Pressespiegel zu den Panama Papers


Die Enthüllungen der Panama Papers stoßen in den Medien auf ein großes und gleichzeitig ein Widerhall. Werden die Enthüllungen langfristig etwas in Bewegung setzten? Hier die Trends in den Medien:


  • „Über Offshore-Firmen werden offenbar sogar Krieg und Terror finanziert. Diese Geschäfte dürfen nicht länger verborgen bleiben“, echauffiert sich Wolfgang Krach in der „Süddeutschen Zeitung“. Das Betreiben einer Briefkastenfirma aus Geheimhaltungsgründen sei zwar legal, aber nur solange wie das Vermögen rechtlich korrekt versteuert werde. In vielen Fällen diene es allerdings lediglich dazu, kriminelles Tätigkeiten bedeckt zu halten. Das Spektrum des Skandals zeige deutlich, wie enorm das Problem sei und wie dringend die Weltgemeinschaft dagegen vorgehen müsse.


  • „Ob das Ergebnis letztendlich […] so viel hergibt, wie im Augenblick suggeriert, das muss sich erst noch zeigen“, äußert sich Christian Gottschalk in der „Stuttgarter Zeitung“. Das „Marketing-Geschrei“ in den Medien und der Presse sei im Verlauf der vermeintlichen Enthüllungen gewaltig und die vorangegangene Arbeit sicherlich aller Ehren wert. Allerdings sei es nun wahrlich keine neue oder verwunderliche Erkenntnis, dass sehr vermögende Menschen nicht wirklich im Sinne der Allgemeinheit handeln würden. Das Gründen von Firmen sei an und für sich auch nicht illegal.
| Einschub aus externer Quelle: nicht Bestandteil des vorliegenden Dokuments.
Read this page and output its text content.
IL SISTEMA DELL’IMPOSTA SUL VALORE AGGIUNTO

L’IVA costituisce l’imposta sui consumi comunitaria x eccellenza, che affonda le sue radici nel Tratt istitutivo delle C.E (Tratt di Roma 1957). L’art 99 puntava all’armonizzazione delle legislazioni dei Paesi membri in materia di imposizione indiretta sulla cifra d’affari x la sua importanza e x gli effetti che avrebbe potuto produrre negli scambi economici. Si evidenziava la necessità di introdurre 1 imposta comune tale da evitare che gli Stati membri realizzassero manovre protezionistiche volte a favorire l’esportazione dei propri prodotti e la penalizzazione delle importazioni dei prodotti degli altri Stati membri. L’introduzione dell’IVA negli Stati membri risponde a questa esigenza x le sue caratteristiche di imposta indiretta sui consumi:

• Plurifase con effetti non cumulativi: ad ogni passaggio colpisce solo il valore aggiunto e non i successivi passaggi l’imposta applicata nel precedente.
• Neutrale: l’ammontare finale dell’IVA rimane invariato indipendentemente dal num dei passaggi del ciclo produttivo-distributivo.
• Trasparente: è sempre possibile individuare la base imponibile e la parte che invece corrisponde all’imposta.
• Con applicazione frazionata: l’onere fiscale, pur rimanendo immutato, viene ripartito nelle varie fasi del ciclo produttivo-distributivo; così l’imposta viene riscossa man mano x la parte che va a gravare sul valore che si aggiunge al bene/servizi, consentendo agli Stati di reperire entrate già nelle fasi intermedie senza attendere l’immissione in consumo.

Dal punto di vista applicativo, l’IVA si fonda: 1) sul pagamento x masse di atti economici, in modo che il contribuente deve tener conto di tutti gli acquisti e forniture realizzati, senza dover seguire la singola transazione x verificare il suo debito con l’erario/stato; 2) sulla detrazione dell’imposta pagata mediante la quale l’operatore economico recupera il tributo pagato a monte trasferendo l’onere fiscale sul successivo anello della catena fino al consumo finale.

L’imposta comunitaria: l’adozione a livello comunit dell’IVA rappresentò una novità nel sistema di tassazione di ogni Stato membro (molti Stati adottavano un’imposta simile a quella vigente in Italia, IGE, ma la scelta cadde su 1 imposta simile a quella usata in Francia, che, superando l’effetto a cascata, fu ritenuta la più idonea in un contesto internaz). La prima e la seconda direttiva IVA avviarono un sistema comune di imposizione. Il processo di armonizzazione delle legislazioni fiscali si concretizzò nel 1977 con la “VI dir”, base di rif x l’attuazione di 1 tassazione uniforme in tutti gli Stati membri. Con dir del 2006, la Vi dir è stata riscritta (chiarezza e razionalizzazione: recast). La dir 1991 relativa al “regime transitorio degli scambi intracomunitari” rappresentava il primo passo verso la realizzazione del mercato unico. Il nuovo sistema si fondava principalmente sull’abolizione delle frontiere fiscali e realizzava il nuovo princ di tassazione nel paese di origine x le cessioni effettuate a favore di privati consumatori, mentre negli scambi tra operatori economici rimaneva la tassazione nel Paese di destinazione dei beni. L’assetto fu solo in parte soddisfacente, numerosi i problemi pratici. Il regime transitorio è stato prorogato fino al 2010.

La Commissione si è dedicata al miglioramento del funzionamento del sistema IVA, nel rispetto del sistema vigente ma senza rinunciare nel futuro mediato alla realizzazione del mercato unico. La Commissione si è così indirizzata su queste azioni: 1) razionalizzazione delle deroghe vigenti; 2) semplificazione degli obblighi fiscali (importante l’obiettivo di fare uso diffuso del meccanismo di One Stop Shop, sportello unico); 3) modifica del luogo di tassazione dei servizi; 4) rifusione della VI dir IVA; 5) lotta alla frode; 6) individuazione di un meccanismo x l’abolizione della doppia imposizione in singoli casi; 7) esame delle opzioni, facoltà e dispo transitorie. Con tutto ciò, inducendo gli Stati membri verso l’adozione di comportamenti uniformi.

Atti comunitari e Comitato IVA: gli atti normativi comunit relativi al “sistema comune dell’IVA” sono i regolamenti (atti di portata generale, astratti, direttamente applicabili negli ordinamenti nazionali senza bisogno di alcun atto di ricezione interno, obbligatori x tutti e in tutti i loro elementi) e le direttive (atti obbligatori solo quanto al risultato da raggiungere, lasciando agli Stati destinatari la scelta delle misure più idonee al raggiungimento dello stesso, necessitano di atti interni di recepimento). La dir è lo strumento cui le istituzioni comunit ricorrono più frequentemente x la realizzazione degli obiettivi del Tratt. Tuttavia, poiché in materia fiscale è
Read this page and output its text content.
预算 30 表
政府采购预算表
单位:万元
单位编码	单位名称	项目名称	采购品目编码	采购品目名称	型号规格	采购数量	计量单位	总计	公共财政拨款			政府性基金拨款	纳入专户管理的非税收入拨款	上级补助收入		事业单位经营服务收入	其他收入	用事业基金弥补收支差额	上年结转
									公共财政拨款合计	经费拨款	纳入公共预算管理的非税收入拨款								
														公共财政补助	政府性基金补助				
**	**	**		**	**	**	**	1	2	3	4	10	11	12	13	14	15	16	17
Ob hier nun auch Gesetze verletzt gebrochen wurden, müsse also erst noch bewiesen werden.


  • „Macht dem Steuerbetrug endlich ein Ende!“, verlangt Daniel Baumann in der „Frankfurter Rundschau“. Der die Enthüllung an sich sei keine Neuigkeit: Die Existenz von Steueroasen überrasche daher nicht wirklich jemanden. Es gebe aber auch schon seit langer Zeit Argumente gegen den Steuerbetrug. Das vorenthaltene Geld fehle den Staaten an allen Enden, zerstöre dadurch die Gesellschaften und verschaffe den Firmen unlautere Wettbewerbsvorteile. Nun müsse endlich entschieden gegen Steuerbetrug vorgegangen werden.


  • „Die Branche der Briefkastenfirmen-Anbieter hat keine Hemmungen und verharmlost sich allzu gern“, stellt Julia Stein in ihrem Kommentar in der „Tagesschau“ fest. Die Welt der Offshorekonten sei eine unheimliche Welt, weil der normale Bürger nicht einsehen könne, was dort passiere und welche Personen wie viel Geld wo verstecken würden. Nicht jede Briefkastenfirma sei illegal, aber jedes illegale Geschäft ließe sich durch sie gut verschleiern. Durch die Enthüllungen werde nun der Druck auf die Weltgemeinschaft erhöht, deutlich und vehement gegen den organisierten Steuerbetrug vorzugehen.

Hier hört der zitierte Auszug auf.